The children and youth of today may resonate with the belief of Roxanne Gay. In “Sun,” she writes, “We don’t necessarily know how to hear stories about any kind of violence, because it is hard to accept that violence is as simple as it is complicated; that you can love someone who hurts you, that you can stay with someone who hurts you, that you can be hurt by someone who loves you, that you can be hurt by a complete stranger, that you can be hurt in so many terrible intimate ways.”

Hurt is like the rain — often unpredictable, like the gushing flooding waters that drown human dreams. The Austin Police Department, the Mower County Senior Center, area hospitals and clinics and churches may all welcome inquiries when looking for help.

Athletics can be a route to bring a purpose, friends, and wholeness to many men and women.

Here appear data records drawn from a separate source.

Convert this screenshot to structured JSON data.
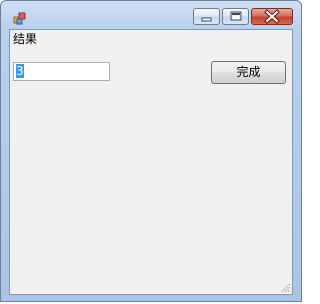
{
  "window": {
    "title": "",
    "icon": "app-window-icon",
    "controls": [
      "minimize-icon",
      "maximize-icon",
      "close-icon"
    ]
  },
  "form": {
    "result_label": "结果",
    "input_value": "3",
    "done_button_label": "完成"
  }
}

The Apostle Paul, by implication, knew about the Greek Olympics, and they were an encouragement, as he wrote in Phillippians 3:13-14, “One thing I do, forgetting what lies behind and straining forward to what lies ahead, I press on towards the goal for the prize of the upward call of God.”  Also 2 Timothy 4:7, “I have fought the good fight, I have finished the race, I have kept the faith.”

We think of preparation, exercise, and performance in athletics, as an example of the loyalty and involvement of what our lives can be in a world that needs and asks for our participation. Many have limits on what and how that involvement may work, but the attitude and spirit behind our efforts are what matters.

At the 1968 Olympic Games in Mexico City, John Stephen Akhwari was a marathon runner for Tanzania. During the race he fell, dislocated his knee, and injured his shoulder. In spite of his injuries he finished the race, although he was an hour behind the winner. When later asked why he didn’t give up, he replied, “My country did not send me 5,000 miles to start the race; they sent me 5,000 miles to finish the race.”